ENTREVUE par Stéphane Gaudet

          JUIN 2018

                                                                                                                                     PHOTO: STÉPHANE GAUDET

Les statistiques montrent qu’il y a de plus en plus de personnes célibataires dans nos sociétés. Pourtant l’Église, dans son discours et ses pratiques, semble ignorer leur existence. Journaliste au quotidien catholique français La Croix et elle-même célibataire, Claire Lesegretain anime des sessions pour les célibataires chrétiens. Notre-Dame-du-Cap l’a interviewée alors qu’elle était à Ottawa pour l’une de ces sessions.

Quel est le problème avec les célibataires dans l’Église? Pourquoi ce ministère particulier que vous exercez auprès des célibataires?

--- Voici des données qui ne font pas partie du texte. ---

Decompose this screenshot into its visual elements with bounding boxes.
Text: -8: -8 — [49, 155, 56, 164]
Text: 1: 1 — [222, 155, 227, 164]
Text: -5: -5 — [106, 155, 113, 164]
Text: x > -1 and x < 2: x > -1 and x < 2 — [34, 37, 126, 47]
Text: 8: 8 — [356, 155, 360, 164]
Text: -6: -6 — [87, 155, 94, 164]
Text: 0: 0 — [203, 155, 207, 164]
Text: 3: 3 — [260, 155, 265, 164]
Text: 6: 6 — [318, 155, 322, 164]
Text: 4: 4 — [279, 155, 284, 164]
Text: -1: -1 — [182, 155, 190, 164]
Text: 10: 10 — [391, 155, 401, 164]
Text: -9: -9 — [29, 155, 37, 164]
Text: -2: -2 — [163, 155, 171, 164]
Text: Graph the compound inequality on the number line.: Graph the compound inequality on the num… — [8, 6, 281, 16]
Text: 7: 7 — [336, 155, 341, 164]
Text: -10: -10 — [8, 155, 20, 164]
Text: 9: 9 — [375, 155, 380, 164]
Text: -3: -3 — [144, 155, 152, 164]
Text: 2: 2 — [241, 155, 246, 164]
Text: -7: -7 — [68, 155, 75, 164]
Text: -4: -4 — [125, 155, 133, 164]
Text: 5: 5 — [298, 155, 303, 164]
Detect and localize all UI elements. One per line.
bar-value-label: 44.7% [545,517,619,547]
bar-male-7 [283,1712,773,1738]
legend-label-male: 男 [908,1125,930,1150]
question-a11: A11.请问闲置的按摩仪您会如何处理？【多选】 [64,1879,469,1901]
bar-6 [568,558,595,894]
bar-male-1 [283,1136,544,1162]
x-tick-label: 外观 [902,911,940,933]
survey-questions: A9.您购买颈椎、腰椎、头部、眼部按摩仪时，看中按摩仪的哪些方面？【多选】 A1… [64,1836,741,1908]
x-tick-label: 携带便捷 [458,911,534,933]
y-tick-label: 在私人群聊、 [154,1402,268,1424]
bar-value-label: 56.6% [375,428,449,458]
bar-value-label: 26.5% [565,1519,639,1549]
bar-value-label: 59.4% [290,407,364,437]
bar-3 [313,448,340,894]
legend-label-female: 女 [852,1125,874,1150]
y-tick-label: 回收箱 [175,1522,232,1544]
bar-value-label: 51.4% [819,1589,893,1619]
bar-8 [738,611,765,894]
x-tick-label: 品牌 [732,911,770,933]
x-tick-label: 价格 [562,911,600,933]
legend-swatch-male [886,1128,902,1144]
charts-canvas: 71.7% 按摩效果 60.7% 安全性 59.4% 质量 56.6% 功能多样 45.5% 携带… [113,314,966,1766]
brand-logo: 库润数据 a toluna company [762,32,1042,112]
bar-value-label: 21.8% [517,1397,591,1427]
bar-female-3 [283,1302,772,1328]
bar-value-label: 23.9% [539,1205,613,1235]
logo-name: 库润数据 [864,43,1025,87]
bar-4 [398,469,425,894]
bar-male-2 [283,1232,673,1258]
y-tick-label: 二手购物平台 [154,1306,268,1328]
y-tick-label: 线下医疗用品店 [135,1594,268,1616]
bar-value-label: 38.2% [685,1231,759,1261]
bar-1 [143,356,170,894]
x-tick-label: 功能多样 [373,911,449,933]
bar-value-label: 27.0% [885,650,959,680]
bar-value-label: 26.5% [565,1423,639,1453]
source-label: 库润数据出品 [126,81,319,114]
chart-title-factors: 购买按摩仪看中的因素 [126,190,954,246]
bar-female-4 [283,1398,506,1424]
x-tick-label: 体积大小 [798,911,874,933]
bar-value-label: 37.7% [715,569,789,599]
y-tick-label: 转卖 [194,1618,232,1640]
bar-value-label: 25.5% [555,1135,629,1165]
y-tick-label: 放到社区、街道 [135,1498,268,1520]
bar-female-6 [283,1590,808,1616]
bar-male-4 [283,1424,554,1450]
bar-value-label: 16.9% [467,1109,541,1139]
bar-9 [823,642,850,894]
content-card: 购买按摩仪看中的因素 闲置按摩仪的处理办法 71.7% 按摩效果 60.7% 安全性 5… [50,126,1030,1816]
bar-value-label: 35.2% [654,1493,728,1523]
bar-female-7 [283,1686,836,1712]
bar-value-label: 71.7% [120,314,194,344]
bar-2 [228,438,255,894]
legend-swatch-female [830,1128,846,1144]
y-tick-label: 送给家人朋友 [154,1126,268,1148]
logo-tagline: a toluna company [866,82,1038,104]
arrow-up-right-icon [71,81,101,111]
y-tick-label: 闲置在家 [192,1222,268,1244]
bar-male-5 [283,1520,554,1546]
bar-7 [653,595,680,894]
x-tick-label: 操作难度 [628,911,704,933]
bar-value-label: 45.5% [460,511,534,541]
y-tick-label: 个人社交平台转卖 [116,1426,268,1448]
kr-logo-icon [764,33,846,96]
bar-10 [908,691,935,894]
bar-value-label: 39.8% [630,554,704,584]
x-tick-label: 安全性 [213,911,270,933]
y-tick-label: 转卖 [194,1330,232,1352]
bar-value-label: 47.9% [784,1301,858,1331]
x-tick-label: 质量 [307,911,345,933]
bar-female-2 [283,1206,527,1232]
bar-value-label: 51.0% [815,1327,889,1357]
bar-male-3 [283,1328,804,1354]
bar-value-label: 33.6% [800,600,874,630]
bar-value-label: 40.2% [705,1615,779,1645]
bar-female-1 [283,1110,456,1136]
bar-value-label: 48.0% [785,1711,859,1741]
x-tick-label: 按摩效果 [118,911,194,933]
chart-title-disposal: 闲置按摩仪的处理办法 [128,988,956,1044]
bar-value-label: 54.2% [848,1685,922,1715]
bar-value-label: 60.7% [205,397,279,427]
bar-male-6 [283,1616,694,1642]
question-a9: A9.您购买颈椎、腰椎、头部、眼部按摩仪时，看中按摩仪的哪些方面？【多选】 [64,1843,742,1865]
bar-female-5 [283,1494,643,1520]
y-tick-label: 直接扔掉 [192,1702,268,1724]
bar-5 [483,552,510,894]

Les célibataires ont peu de lieux pour se parler entre eux et peu d’endroits pour se confier sur ce qu’ils vivent, et sur ce qu’ils ne vivent pas : ils n’ont pas de vie de couple, ils ne vivent pas avec des enfants. Autour d’eux en général, les gens vivent en couple avec des enfants, donc les conversations portent beaucoup là-dessus. Alors les célibataires se sentent un peu mis à part. À la longue, ça peut devenir lourd d’être toujours entouré de gens qui parlent de leur couple, de leurs vacances en couple, de leur famille… Quand on n’a rien de tel à raconter, on a l’impression qu’on ne compte pas, qu’on est nul parce qu’on n’a pas de conjoint, pas d’enfants, bref, qu’on n’a pas d’existence. C’est douloureux, d’autant plus que les célibataires sont oubliés, dans la société comme dans l’Église. J’en veux pour preuve qu’il n’y a jamais d’intentions de prières pour les célibataires lors des prières universelles. Quand il y a des documents des évêques ou du Vatican sur les questions familiales, jamais il n’y a d’allusion aux nombreuses personnes qui vivent célibataires. L’exhortation apostolique Amoris Laetitia aborde beaucoup de cas de figure et d’états de vie, mais pas une ligne sur le célibat en 200 pages ! Tout ça mis bout à bout donne vraiment l’impression aux célibataires qu’ils ne comptent pas, qu’ils n’ont pas de place. Les célibataires sont l’angle mort de l’Église : ils sont partout, mais on ne les voit pas, comme s’ils étaient invisibles. D’où la nécessité de créer des lieux, des temps forts (sessions, retraites, formations) pour que les personnes célibataires se sentent exister et qu’on leur dise qu’elles ont du prix. C’est une de mes convictions : un célibataire chrétien qui vit son célibat en essayant de suivre le Seigneur, en essayant de vivre une vie conforme à l’Évangile, est un trésor pour l’Église.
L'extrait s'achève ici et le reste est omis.